On average, girls' maths scores were, as expected, lower than those of
boys. However, the gap was largest in countries with the least equality
between the sexes (by any score), such as Turkey. It vanished in
countries such as Norway and Sweden, where the sexes are more or less
on a par with one another. The researchers also did some additional
statistical checks to ensure the correlation was material, and not
generated by another, third variable that is correlated with sexual
equality, such as GDP per person. They say their data therefore show
that improvements in maths scores are related not to economic
development, but directly to improvements in the social position of
women.
The one mathematical gap that did not disappear was the differences
between girls and boys in geometry. This seems to have no relation to
sexual equality, and may allow men to cling on to their famed claim to
be better at navigating than women are. However, the gap in reading
scores not only remained, but got bigger as the sexes became more
equal. Average reading scores were higher for girls than for boys in
all countries. But in more equal societies, not only were the girls as
good at maths as the boys, their advantage in reading had increased.
This suggests an interesting paradox. At first sight, girls' rise to
mathematical equality suggests they should be invading maths-heavy
professions such as engineering--and that if they are not, the
implication might be that prejudice is keeping them out. However, as
David Ricardo observed almost 200 years ago, economic optimisation is
about comparative advantage. The rise in female reading scores
alongside their maths scores suggests that female comparative advantage
in this area has not changed.
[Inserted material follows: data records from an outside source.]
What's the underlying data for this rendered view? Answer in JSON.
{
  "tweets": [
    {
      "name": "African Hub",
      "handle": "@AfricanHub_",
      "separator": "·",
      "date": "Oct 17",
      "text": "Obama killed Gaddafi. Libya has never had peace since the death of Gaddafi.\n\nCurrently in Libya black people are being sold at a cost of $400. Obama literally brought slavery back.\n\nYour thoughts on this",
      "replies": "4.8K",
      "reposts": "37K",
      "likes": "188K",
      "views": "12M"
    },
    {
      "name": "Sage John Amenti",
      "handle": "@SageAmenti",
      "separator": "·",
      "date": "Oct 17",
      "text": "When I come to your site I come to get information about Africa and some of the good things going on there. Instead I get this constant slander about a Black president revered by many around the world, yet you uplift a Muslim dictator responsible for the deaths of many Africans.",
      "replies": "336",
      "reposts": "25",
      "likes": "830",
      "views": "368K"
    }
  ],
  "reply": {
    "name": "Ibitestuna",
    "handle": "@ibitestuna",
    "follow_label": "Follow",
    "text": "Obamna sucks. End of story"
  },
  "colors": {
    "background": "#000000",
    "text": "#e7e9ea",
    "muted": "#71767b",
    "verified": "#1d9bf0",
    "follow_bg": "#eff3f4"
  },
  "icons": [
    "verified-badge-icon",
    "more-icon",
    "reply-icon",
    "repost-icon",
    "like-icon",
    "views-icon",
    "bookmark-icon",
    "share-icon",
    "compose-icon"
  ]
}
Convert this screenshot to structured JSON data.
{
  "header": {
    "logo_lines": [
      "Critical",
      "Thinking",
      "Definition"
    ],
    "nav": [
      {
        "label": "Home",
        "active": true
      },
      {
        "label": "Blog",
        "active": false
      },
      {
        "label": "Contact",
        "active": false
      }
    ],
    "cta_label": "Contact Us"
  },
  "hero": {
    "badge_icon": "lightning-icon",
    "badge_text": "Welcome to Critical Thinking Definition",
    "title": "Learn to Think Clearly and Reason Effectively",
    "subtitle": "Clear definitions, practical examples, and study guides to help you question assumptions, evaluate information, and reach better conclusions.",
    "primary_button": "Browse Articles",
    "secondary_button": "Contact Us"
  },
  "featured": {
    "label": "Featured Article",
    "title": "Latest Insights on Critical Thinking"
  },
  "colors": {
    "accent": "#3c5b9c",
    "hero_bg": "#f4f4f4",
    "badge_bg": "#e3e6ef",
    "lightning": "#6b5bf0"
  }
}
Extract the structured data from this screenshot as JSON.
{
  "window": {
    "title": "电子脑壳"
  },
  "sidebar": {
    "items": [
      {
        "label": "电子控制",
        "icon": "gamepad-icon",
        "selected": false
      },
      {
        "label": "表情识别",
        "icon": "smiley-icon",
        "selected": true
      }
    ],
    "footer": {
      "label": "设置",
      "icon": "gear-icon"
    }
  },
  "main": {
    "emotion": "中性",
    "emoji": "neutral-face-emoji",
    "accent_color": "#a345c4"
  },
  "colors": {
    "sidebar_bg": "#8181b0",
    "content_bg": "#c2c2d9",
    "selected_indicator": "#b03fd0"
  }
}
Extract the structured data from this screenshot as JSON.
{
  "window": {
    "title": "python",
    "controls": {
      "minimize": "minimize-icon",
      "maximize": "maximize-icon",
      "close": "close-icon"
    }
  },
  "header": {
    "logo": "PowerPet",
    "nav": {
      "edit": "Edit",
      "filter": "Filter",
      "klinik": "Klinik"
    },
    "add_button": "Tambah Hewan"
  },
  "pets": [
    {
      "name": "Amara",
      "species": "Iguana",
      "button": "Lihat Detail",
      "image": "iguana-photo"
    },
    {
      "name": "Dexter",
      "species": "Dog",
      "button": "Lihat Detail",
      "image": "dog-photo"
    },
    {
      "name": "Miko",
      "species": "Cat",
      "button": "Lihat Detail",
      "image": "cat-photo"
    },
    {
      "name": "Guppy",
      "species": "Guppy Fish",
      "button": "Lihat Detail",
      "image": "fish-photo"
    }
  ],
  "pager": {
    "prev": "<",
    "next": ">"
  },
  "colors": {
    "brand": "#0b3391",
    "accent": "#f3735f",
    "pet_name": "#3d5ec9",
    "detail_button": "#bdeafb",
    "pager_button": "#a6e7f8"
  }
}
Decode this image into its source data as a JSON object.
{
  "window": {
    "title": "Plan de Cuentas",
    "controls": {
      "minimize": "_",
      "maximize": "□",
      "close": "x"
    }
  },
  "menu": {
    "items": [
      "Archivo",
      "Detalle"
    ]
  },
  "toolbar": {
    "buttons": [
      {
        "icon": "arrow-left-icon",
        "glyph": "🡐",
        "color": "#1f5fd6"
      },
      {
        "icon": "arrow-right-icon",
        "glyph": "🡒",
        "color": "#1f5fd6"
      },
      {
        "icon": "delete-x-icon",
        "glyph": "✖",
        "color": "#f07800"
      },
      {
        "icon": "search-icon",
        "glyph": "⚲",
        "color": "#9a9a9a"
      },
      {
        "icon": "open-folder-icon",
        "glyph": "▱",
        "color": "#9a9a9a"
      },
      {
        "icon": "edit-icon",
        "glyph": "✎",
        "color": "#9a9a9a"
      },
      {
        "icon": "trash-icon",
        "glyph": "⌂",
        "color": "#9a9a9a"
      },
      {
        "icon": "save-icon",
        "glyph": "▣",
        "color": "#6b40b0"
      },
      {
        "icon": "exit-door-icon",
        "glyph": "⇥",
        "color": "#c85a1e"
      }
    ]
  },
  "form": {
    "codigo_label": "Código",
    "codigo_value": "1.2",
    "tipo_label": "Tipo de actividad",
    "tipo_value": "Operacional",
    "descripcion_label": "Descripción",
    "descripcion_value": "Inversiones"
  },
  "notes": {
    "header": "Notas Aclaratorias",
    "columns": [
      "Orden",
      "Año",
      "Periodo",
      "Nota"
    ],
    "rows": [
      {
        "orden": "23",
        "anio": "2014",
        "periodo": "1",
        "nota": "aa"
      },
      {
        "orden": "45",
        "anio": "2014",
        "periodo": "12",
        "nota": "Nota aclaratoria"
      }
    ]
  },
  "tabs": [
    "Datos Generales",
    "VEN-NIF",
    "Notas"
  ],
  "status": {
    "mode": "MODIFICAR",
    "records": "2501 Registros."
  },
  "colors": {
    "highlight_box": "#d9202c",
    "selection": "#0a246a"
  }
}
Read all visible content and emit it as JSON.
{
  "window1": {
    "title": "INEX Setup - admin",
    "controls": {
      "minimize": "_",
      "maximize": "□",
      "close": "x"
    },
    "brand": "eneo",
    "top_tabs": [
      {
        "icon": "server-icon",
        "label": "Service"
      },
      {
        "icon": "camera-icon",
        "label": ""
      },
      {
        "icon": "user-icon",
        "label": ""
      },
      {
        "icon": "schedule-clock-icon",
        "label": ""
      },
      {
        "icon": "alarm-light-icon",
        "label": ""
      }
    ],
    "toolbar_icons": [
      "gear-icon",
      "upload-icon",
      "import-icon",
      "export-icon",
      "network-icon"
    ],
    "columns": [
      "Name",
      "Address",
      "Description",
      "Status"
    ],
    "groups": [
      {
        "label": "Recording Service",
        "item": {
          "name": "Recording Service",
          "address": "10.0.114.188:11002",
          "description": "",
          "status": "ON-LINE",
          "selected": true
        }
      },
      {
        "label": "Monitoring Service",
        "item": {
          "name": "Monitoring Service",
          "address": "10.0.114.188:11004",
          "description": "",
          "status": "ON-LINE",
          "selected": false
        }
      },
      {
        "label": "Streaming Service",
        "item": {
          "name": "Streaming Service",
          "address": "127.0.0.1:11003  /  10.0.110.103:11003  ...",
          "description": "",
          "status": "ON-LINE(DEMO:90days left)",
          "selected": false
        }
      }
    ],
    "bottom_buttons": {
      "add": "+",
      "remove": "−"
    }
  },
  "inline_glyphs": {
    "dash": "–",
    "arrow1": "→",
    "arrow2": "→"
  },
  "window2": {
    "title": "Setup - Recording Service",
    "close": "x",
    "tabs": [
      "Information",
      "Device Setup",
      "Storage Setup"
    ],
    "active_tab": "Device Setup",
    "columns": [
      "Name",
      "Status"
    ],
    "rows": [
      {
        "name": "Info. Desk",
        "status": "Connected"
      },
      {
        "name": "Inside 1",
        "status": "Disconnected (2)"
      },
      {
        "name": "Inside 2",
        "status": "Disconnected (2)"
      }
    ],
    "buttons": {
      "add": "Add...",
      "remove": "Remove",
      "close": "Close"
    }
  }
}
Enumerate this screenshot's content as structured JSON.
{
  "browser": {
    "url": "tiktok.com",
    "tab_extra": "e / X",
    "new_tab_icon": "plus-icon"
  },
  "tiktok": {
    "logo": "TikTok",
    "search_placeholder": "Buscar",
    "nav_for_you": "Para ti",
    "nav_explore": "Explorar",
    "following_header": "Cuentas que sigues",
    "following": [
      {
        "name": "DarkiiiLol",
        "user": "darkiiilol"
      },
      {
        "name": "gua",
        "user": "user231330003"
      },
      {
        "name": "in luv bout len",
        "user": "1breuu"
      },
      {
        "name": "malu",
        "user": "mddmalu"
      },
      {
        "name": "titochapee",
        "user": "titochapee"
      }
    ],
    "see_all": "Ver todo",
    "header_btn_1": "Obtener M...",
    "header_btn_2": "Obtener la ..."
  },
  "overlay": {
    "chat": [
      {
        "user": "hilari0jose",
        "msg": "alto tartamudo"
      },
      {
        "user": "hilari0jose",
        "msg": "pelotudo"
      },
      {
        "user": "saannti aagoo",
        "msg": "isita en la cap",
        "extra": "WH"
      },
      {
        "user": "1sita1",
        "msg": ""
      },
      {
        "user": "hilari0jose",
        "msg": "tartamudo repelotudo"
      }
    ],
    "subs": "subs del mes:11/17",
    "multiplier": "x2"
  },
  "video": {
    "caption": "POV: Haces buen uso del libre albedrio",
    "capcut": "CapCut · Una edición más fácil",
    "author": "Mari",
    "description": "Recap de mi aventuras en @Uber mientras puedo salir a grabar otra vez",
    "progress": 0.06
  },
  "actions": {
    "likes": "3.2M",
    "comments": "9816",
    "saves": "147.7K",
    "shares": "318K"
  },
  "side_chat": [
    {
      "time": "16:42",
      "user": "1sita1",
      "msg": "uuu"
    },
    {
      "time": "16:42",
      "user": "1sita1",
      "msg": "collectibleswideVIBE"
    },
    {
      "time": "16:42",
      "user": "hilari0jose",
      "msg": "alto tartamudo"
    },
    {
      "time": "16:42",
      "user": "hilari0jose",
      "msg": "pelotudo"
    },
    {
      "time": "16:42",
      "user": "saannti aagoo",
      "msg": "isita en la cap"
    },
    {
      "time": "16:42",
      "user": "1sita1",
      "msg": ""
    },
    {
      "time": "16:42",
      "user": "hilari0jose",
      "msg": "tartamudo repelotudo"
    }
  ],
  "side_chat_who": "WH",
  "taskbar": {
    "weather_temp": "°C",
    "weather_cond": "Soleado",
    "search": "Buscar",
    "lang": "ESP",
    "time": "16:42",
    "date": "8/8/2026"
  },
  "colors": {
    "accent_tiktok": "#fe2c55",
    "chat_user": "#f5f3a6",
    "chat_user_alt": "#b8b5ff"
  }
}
According to Paola Sapienza, a professor
of finance at the Kellogg School of Management in Illinois who is one
of the paper's authors, that is just what has happened. Other studies
of gifted girls, she says, show that even though the girls had the
ability, fewer than expected ended up reading maths and sciences at
university. Instead, they went on to be become successful in areas such
as law.
In other words, girls may acquire an absolute advantage over boys as a
result of equal treatment. This is something that society, more
broadly, has not yet taken on board. Mattel may wish to take note that
among Teen Talk Barbie's 270 phrases concerning shopping, parties and
clothes, at least one might usefully have been, "Dostoevsky rocks!"